This book is a pastiche of Battle Hymn of the Tiger Mother. It substitutes matriarchs attempting to create divine children with teachers (at Michaela free school in north London) trying to shape disciplined and erudite scholars.

Both rely on the same premise: a strict, no-nonsense and rigorous regime underpinned with fierce competition because the outside world is cold and unforgiving. These wards will serve you, thank you (even for a detention) while the Tiger looks on proudly. It is not so much a battle hymn the teachers are singing but a haka cry.

Joe Kirby writes an interesting chapter on curriculum design; mapping out and overlapping subjects chronologically. It makes perfect sense. However, the book goes downhill after this. A didactic, teaching-me-to-suck-eggs chapter was flick through-able which I did… quickly. Each subsequent chapter uses a similar format: criticise “most schools in England”, intersperse with “research says” then triumphantly announce “we did this and it works perfectly”. It became tiresome. Whatever magic the teachers believe they possess, it is overshadowed by criticising “most” schools.

It is not so much a battle hymn the teachers are singing but a haka cry

Their success is built on others’ failure, yet relies on the false impression that most schools are inadequate. In fact, more children are reaching expected key stage standards, more schools in England are now rated good and outstanding than ever before and the most successful region for school improvement is Michaela’s own. Other schools are not broken.

I also wonder how poor the students are (one, we are told, has a tutor that the parents pay for) and whether families mind being labelled as “disadvantaged” and stereotyped as feeding their children sugary cereals in a “language-deprived” environment.

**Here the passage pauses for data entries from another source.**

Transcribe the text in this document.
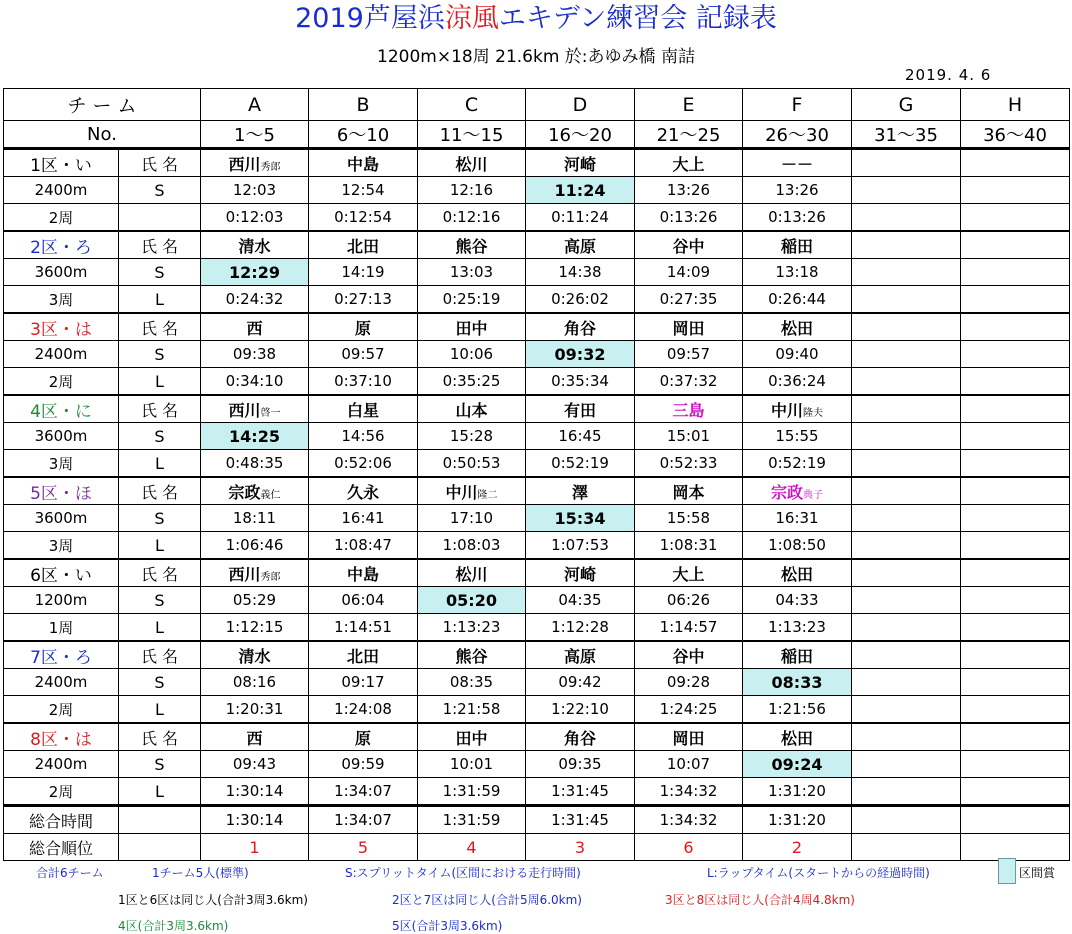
2019芦屋浜涼風エキデン練習会 記録表
1200m×18周 21.6km 於:あゆみ橋 南詰
2019. 4. 6
チ ー ム		A	B	C	D	E	F	G	H
No.		1〜5	6〜10	11〜15	16〜20	21〜25	26〜30	31〜35	36〜40
1区・い	氏 名	西川秀郎	中島	松川	河崎	大上	－－		
2400m	S	12:03	12:54	12:16	11:24	13:26	13:26		
2周		0:12:03	0:12:54	0:12:16	0:11:24	0:13:26	0:13:26		
2区・ろ	氏 名	清水	北田	熊谷	高原	谷中	稲田		
3600m	S	12:29	14:19	13:03	14:38	14:09	13:18		
3周	L	0:24:32	0:27:13	0:25:19	0:26:02	0:27:35	0:26:44		
3区・は	氏 名	西	原	田中	角谷	岡田	松田		
2400m	S	09:38	09:57	10:06	09:32	09:57	09:40		
2周	L	0:34:10	0:37:10	0:35:25	0:35:34	0:37:32	0:36:24		
4区・に	氏 名	西川啓一	白星	山本	有田	三島	中川隆夫		
3600m	S	14:25	14:56	15:28	16:45	15:01	15:55		
3周	L	0:48:35	0:52:06	0:50:53	0:52:19	0:52:33	0:52:19		
5区・ほ	氏 名	宗政義仁	久永	中川隆二	澤	岡本	宗政典子		
3600m	S	18:11	16:41	17:10	15:34	15:58	16:31		
3周	L	1:06:46	1:08:47	1:08:03	1:07:53	1:08:31	1:08:50		
6区・い	氏 名	西川秀郎	中島	松川	河崎	大上	松田		
1200m	S	05:29	06:04	05:20	04:35	06:26	04:33		
1周	L	1:12:15	1:14:51	1:13:23	1:12:28	1:14:57	1:13:23		
7区・ろ	氏 名	清水	北田	熊谷	高原	谷中	稲田		
2400m	S	08:16	09:17	08:35	09:42	09:28	08:33		
2周	L	1:20:31	1:24:08	1:21:58	1:22:10	1:24:25	1:21:56		
8区・は	氏 名	西	原	田中	角谷	岡田	松田		
2400m	S	09:43	09:59	10:01	09:35	10:07	09:24		
2周	L	1:30:14	1:34:07	1:31:59	1:31:45	1:34:32	1:31:20		
総合時間		1:30:14	1:34:07	1:31:59	1:31:45	1:34:32	1:31:20		
総合順位		1	5	4	3	6	2		
合計6チーム	1チーム5人(標準)	S:スプリットタイム(区間における走行時間)	L:ラップタイム(スタートからの経過時間)	区間賞
1区と6区は同じ人(合計3周3.6km)	2区と7区は同じ人(合計5周6.0km)	3区と8区は同じ人(合計4周4.8km)
4区(合計3周3.6km)	5区(合計3周3.6km)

The feeder primaries may also feel aggrieved. Students that they have nurtured for the past seven years are labelled as being unable to hold eye contact or use cutlery, turning up cussing and making misogynistic insults, some defecating in the urinals. Within a week of boot camp, this changes.

At what cost is this transformation? Even lunchtime is controlled with themes given to students, “Here’s your vegetable pie and a Brexit discussion.

Under no circumstances must you talk about Honey G.” There are no displays, windows have blinds to keep the daylight out and the students’ minds in. Dreaming prohibited.

The sparrows in Game of Thrones remind me of the Tiger Teachers. It’s the virtuousness: nothing seems to go wrong. God knows I have days where I question whether I know anything at all. In Battle Hymn, however, teachers ooze with self-assurance, chapters drip with certainty and the book punches you in the face.

It reminds me of extreme ironing: impressive, but completely unnecessary

Staff at Michaela play misunderstood heroes, ahead of their time and persecuted for their beliefs. Cynics might argue that they revel in the attention but this is denied. Why, I then wonder, put a false claim on the front of the book? “THIS BOOK SHOULD BE BANNED” it screams like controversial tomes before it. The quote, however, is not from “the blob”, outraged by Michaela’s traditional methods, but BFF and fellow provocateur, Toby Young.

The other half of the quotation “because parents will want the same for their children” hides inside. A devious publisher’s device to court controversy, which perfectly highlights the marketing strategy. In short, it offers a veneer of effortless perfection driven by a hidden system of suffocating micro-management.

The Tigers question everyone other than themselves. They won’t adjust for SEND; nevertheless, clients must obey unquestioningly. No parent partnership. No excuses. Love is conditional.

It reminds me of extreme ironing: impressive, but completely unnecessary. A school is a school is a school. With strong leadership, committed teachers, consistency and a clear identity, all schools do well. Michaela has the correct ingredients to be successful but it’s not the faddy ideas in this book that make it so.